1. Will I have to buy Cineform? So far the HDV editing in the Vegas trial has been very choppy and slow (I'm running a Core 2 Duo 6300, 1.5 Gigs Ram, no Raid).

Thanks in advance.

Greetings

I asked this question a short while ago and didn't get many responses.

Anyway, I use PP2 on a brut C2D machine. I don't have any "choppy" response with the program on this machine. Runs VERY quick. Perhaps your HD setup is borderline??? My PC has dual sets of RAID 0 volumes. I've done numerous tests and found that PP2 would run GREAT on either the OS volume or the second volume. Really no difference in application performance. I don't feel like I'm speed limited in the least. No Cineform running............. so I can't say if that would be better or not. ??? LOL, I ditched my Raptor OS drive. The Raptor was a lot slower than my RAID 0 setup. I've mirrored (with Acronis 10) the RAID OS drive to the second RAID volume for security/back-up.

As far as NLE comparisons go. LOL........... I've dug around a lot on the net and you'll get 10 different answers on that one. All of NLE's have their quirks and learning curve.................. although the 'very' general consensus is that Vegas is easier to master. If I hadn't invested in PP2 already I'd probably start with Vegas.

You should probably try to get some advice from Vegas-specific forums about the "choppy" issues you're seeing.

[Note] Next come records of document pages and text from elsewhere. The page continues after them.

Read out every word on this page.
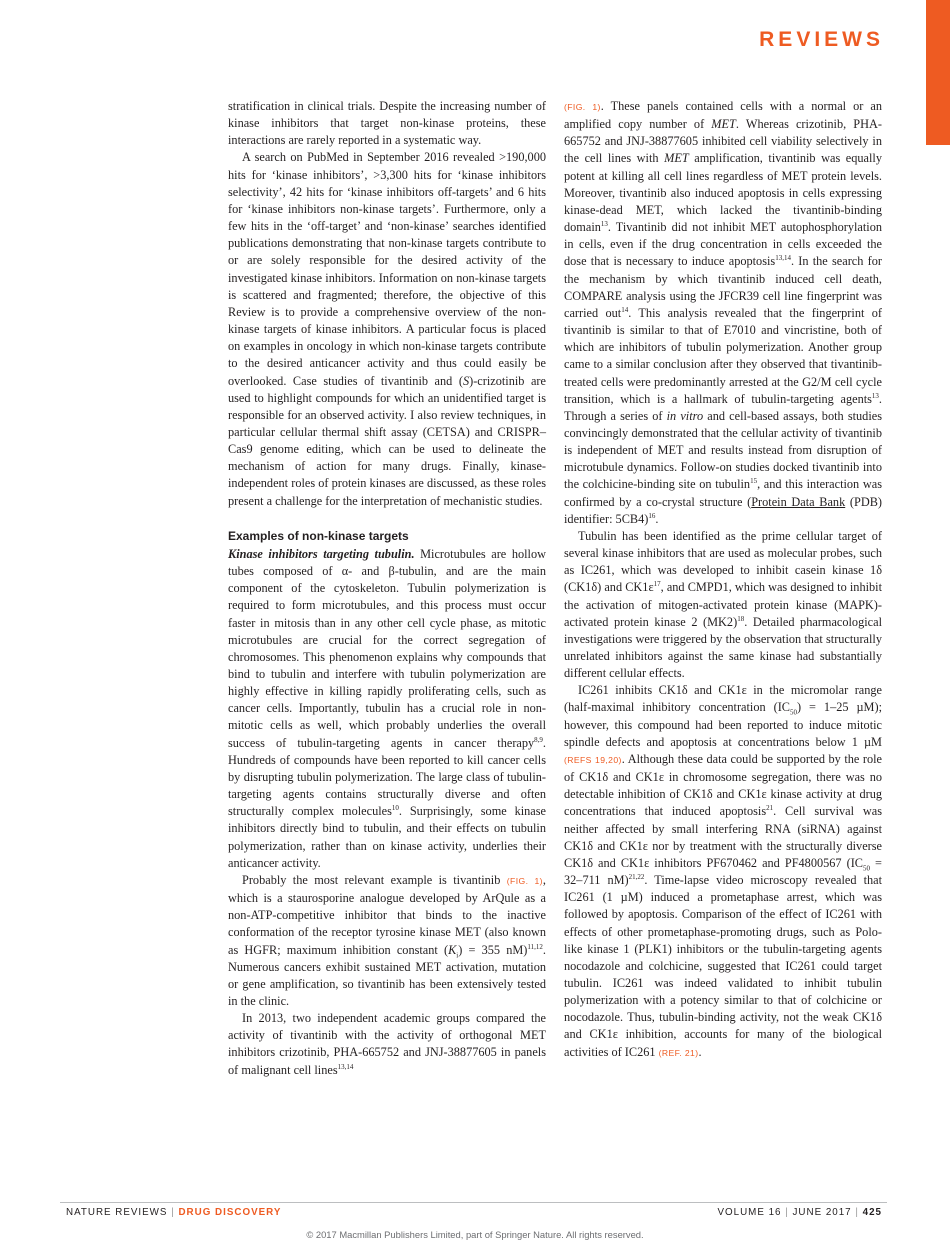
REVIEWS

stratification in clinical trials. Despite the increasing number of kinase inhibitors that target non-kinase proteins, these interactions are rarely reported in a systematic way.

A search on PubMed in September 2016 revealed >190,000 hits for ‘kinase inhibitors’, >3,300 hits for ‘kinase inhibitors selectivity’, 42 hits for ‘kinase inhibitors off-targets’ and 6 hits for ‘kinase inhibitors non-kinase targets’. Furthermore, only a few hits in the ‘off-target’ and ‘non-kinase’ searches identified publications demonstrating that non-kinase targets contribute to or are solely responsible for the desired activity of the investigated kinase inhibitors. Information on non-kinase targets is scattered and fragmented; therefore, the objective of this Review is to provide a comprehensive overview of the non-kinase targets of kinase inhibitors. A particular focus is placed on examples in oncology in which non-kinase targets contribute to the desired anticancer activity and thus could easily be overlooked. Case studies of tivantinib and (S)-crizotinib are used to highlight compounds for which an unidentified target is responsible for an observed activity. I also review techniques, in particular cellular thermal shift assay (CETSA) and CRISPR–Cas9 genome editing, which can be used to delineate the mechanism of action for many drugs. Finally, kinase-independent roles of protein kinases are discussed, as these roles present a challenge for the interpretation of mechanistic studies.

Examples of non-kinase targets

Kinase inhibitors targeting tubulin. Microtubules are hollow tubes composed of α- and β-tubulin, and are the main component of the cytoskeleton. Tubulin polymerization is required to form microtubules, and this process must occur faster in mitosis than in any other cell cycle phase, as mitotic microtubules are crucial for the correct segregation of chromosomes. This phenomenon explains why compounds that bind to tubulin and interfere with tubulin polymerization are highly effective in killing rapidly proliferating cells, such as cancer cells. Importantly, tubulin has a crucial role in non-mitotic cells as well, which probably underlies the overall success of tubulin-targeting agents in cancer therapy$^{8,9}$. Hundreds of compounds have been reported to kill cancer cells by disrupting tubulin polymerization. The large class of tubulin-targeting agents contains structurally diverse and often structurally complex molecules$^{10}$. Surprisingly, some kinase inhibitors directly bind to tubulin, and their effects on tubulin polymerization, rather than on kinase activity, underlies their anticancer activity.

Probably the most relevant example is tivantinib (FIG. 1), which is a staurosporine analogue developed by ArQule as a non-ATP-competitive inhibitor that binds to the inactive conformation of the receptor tyrosine kinase MET (also known as HGFR; maximum inhibition constant $(K_i) = 355$ nM)$^{11,12}$. Numerous cancers exhibit sustained MET activation, mutation or gene amplification, so tivantinib has been extensively tested in the clinic.

In 2013, two independent academic groups compared the activity of tivantinib with the activity of orthogonal MET inhibitors crizotinib, PHA-665752 and JNJ-38877605 in panels of malignant cell lines$^{13,14}$

(FIG. 1). These panels contained cells with a normal or an amplified copy number of MET. Whereas crizotinib, PHA-665752 and JNJ-38877605 inhibited cell viability selectively in the cell lines with MET amplification, tivantinib was equally potent at killing all cell lines regardless of MET protein levels. Moreover, tivantinib also induced apoptosis in cells expressing kinase-dead MET, which lacked the tivantinib-binding domain$^{13}$. Tivantinib did not inhibit MET autophosphorylation in cells, even if the drug concentration in cells exceeded the dose that is necessary to induce apoptosis$^{13,14}$. In the search for the mechanism by which tivantinib induced cell death, COMPARE analysis using the JFCR39 cell line fingerprint was carried out$^{14}$. This analysis revealed that the fingerprint of tivantinib is similar to that of E7010 and vincristine, both of which are inhibitors of tubulin polymerization. Another group came to a similar conclusion after they observed that tivantinib-treated cells were predominantly arrested at the G2/M cell cycle transition, which is a hallmark of tubulin-targeting agents$^{13}$. Through a series of in vitro and cell-based assays, both studies convincingly demonstrated that the cellular activity of tivantinib is independent of MET and results instead from disruption of microtubule dynamics. Follow-on studies docked tivantinib into the colchicine-binding site on tubulin$^{15}$, and this interaction was confirmed by a co-crystal structure (Protein Data Bank (PDB) identifier: 5CB4)$^{16}$.

Tubulin has been identified as the prime cellular target of several kinase inhibitors that are used as molecular probes, such as IC261, which was developed to inhibit casein kinase 1δ (CK1δ) and $CK1\varepsilon^{17}$, and CMPD1, which was designed to inhibit the activation of mitogen-activated protein kinase (MAPK)-activated protein kinase 2 $(MK2)^{18}$. Detailed pharmacological investigations were triggered by the observation that structurally unrelated inhibitors against the same kinase had substantially different cellular effects.

IC261 inhibits CK1δ and CK1ε in the micromolar range (half-maximal inhibitory concentration $(IC_{50}) = 1-25$ µM); however, this compound had been reported to induce mitotic spindle defects and apoptosis at concentrations below 1 µM (REFS 19,20). Although these data could be supported by the role of CK1δ and CK1ε in chromosome segregation, there was no detectable inhibition of CK1δ and CK1ε kinase activity at drug concentrations that induced apoptosis$^{21}$. Cell survival was neither affected by small interfering RNA (siRNA) against CK1δ and CK1ε nor by treatment with the structurally diverse CK1δ and CK1ε inhibitors PF670462 and PF4800567 ($IC_{50} = 32-711$ nM)$^{21,22}$. Time-lapse video microscopy revealed that IC261 (1 µM) induced a prometaphase arrest, which was followed by apoptosis. Comparison of the effect of IC261 with effects of other prometaphase-promoting drugs, such as Polo-like kinase 1 (PLK1) inhibitors or the tubulin-targeting agents nocodazole and colchicine, suggested that IC261 could target tubulin. IC261 was indeed validated to inhibit tubulin polymerization with a potency similar to that of colchicine or nocodazole. Thus, tubulin-binding activity, not the weak CK1δ and CK1ε inhibition, accounts for many of the biological activities of IC261 (REF. 21).

NATURE REVIEWS | DRUG DISCOVERY	VOLUME 16 | JUNE 2017 | 425
© 2017 Macmillan Publishers Limited, part of Springer Nature. All rights reserved.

I'm sure those folks have an answer for that one.

Good luck and keep us informed on how your search goes
JohnG

Paul Cascio May 26th, 2007 12:49 PM

I can only speak from my own experience, but switching to Vegas was the smartest thing I ever did because it enabled me to edit with a degree of proficiency that I never achieved with Premiere. With Vegas, everything seemed like it was at my fingertips.

Unlike many here, I only do video occasionally, so my views may be quite different than that of an everyday pro.

Ron Evans May 26th, 2007 06:34 PM

I have Vegas 7, PPR 1.5.1 and EDius 3.62 running on my editing PC. OF the three Edius is by far the fastest at almost everything and my main editor. Speed isn't everything though!! FOr audio Vegas is the best by a long way. For keyframe control its a draw Vegas with PPRo etc, etc.... Its why I have all three.

Ron Evans

Steven Bills May 27th, 2007 01:25 PM

Vegas Rocks
 
I defected to Vegas from PPro 1.5, and I love it. The learning curve wasn't steep at all, and everything is really easy to do, and the render times are waaay fast.

SB

Kris Bird May 28th, 2007 05:03 AM

we're editing cineform in vegas .. neo hdv captures direct to cineform avi, which playback v fast in vegas ..

http://www.thehold.co.uk/misc/acute_timeline.jpg

this timeline plays back 25fps solid (PAL-land), no stuttering, with basic preview colour-correction (colour curves + black and white) .. this is at Preview/Auto or Draft/Half ... it stutters very slightly at Preview/Half with the preview colour correction, while Preview/Half plays back 25fps solid without the effects. This is "half" of 1080 which is obviously still pretty big, 960x540. Playback of preview/auto uses 25-30% cpu with preview effects. System is AMD X2 4400+, 2gb ram, raid0 (2 drives) for captures, raid01 (4 drives) for projects.

Jon McGuffin May 28th, 2007 02:17 PM

I built a system for Video Editing about 5 months ago and went through some of the same questions you are. I decided to go With Vegas 7 and dont' regret it one bit. I agree with the others on here that it is a fast and stable editing solution and for the price, I don't think it can be beat.